Tentu saja jauh lebih melelahkan.
Jarak Yogyakarta–Semarang sekitar 188 km. Rata-rata kecepatan orang
berjalan kaki 10 km/ jam. Jadi,
diperlukan waktu minimal 18,8 jam berjalan kaki untuk menempuh jarak kedua kota
tersebut. Waktu itu dapat tercapai bila kita berjalan tanpa istirahat sedetik pun
dan dengan kecepatan konstan.
Dengan hitung-hitungan kasar itu, alhasil akan sulit rasanya membayangkan berjalan kaki antara Yogyakarta dan Semarang dengan
berbeban berat. Namun, itulah perjuangan Mbok Tukinem dalam Segelas Beras
untuk Berdua.
Hidup
Mbok Tukinem sangat berat. Sejak kecil hingga masa tuanya tak ada yang berubah.
Penderitaan terus membayanginya. Dia yang semula sehat tiba-tiba menjadi buta.
Suaminya pun seorang buta. Mbok Tukinem dan Pak Suwito adalah pasangan buta.
Seolah-olah tak ada celah hari untuk bersenang-senang. Anak-anak yang diharapkan menjadi tumpuan di masa tua, bahkan satu per satu
kembali kepada Yang Mahakuasa. Toh, semua itu dijalani oleh Mbok Tukinem
dengan tabah, tanpa mengeluh, dan tetap percaya akan belas kasih-Nya.
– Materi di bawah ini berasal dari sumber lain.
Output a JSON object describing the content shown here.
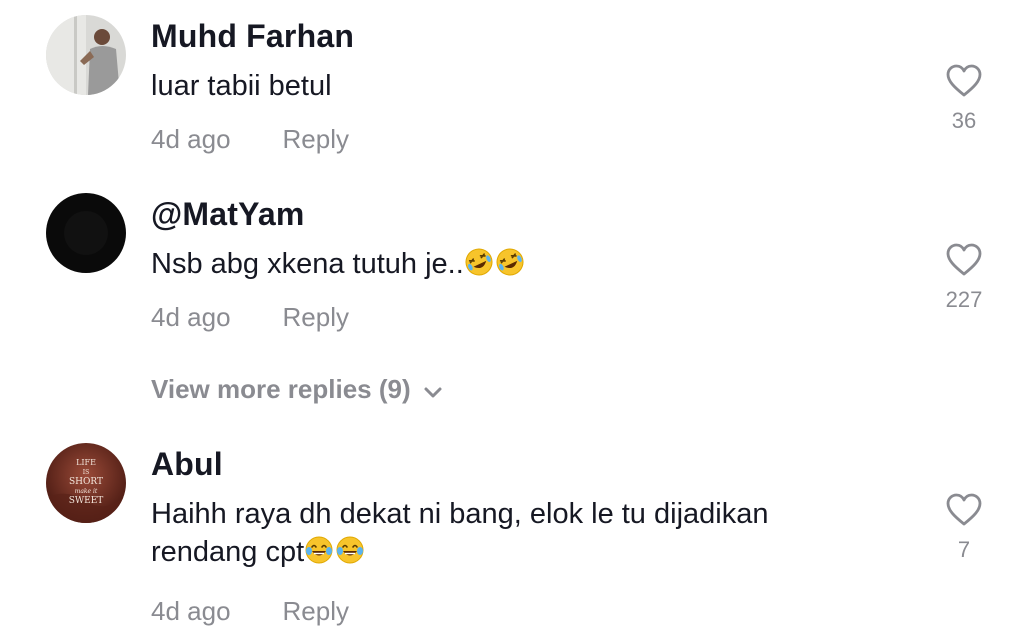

Melihat rumput tetangga selalu lebih hijau. Menganggap
diri paling menderita. Demikian
sering kali kita bersikap, sekurangnya saya pribadi. Sikap tersebut boleh jadi akan
berbalik 180 derajat setelah kita membaca perjalanan hidup Mbok Tukinem atau “Mbok
Tukinem-Mbok Tukinem lain” dalam kumpulan feature
Sindhunata: Segelas Beras untuk Berdua.
Membaca
kumpulan feature yang pernah dimuat dalam
Harian Kompas antara tahun 1979 s/d 1980 ini, seperti membaca buku sejarah.
Tokoh-tokoh
separuh baya pada masa itu, saat ini tentu sudah sepuh, sedangkan yang sepuh
pada masa itu tentu sudah sangat sepuh atau mungkin sudah meninggal.
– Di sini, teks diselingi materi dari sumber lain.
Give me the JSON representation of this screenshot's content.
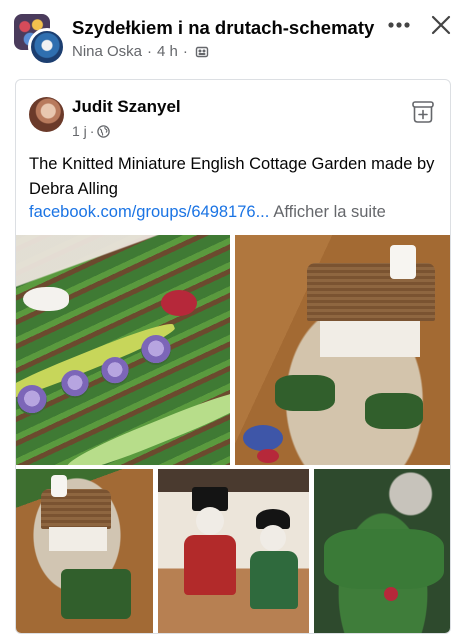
{
  "group": {
    "name": "Szydełkiem i na drutach-schematy",
    "author": "Nina Oska",
    "time": "4 h"
  },
  "shared_post": {
    "author": "Judit Szanyel",
    "time": "1 j",
    "text": "The Knitted Miniature  English Cottage Garden made by Debra Alling",
    "link": "facebook.com/groups/6498176...",
    "see_more": "Afficher la suite"
  },
  "icons": {
    "more": "more-options-icon",
    "close": "close-icon",
    "group_privacy": "group-icon",
    "audience": "globe-icon",
    "save": "save-icon"
  },
  "colors": {
    "link": "#1b74e4",
    "secondary_text": "#65676b"
  },
  "photos": [
    "knitted-vegetable-garden",
    "knitted-cottage",
    "knitted-cottage-and-beds",
    "knitted-figures",
    "knitted-garden-with-dog"
  ]
}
Jalan-jalan dan suasana kota masa itu tidak akan kita temui lagi.
Kita
juga harus berhitung untuk melakukan konversi nilai rupiah. Bagi generasi yang
pada era tersebut belum lahir atau masih terlalu kecil, membaca buku ini memang
perlu sedikit ketekunan. Minimal untuk sekedar mengkonversi nilai rupiah atau
membayangkan situasi saat itu. Pada masa itu sejuta rupiah senilai dengan 10
ekor kambing/ sapi. Padahal sekarang harga seekor kerbau saja sudah bisa
mencapai 10 juta rupiah.
Namun,
perbedaan masa dan nilai mata uang tidaklah terlalu penting. Segala kemiskinan
dan kepedihan yang digambarkan pada masa lalu tersebut saat ini masih
bertebaran di sekeliling kita.
Sentuhan
personal Sindhunata dalam setiap feature meskipun
setitik kiranya dapat mengubah pandangan bahwa hanya beban hidup kita saja yang
terberat. Ternyata banyak tetangga, teman, dan kerabat yang memiliki halaman
dengan rumputnya tak sehijau rumput di halaman kita. Boleh jadi, bahkan halaman
mereka berumput kuning. Barulah kita mungkin sehera tersadar akan sesuatu.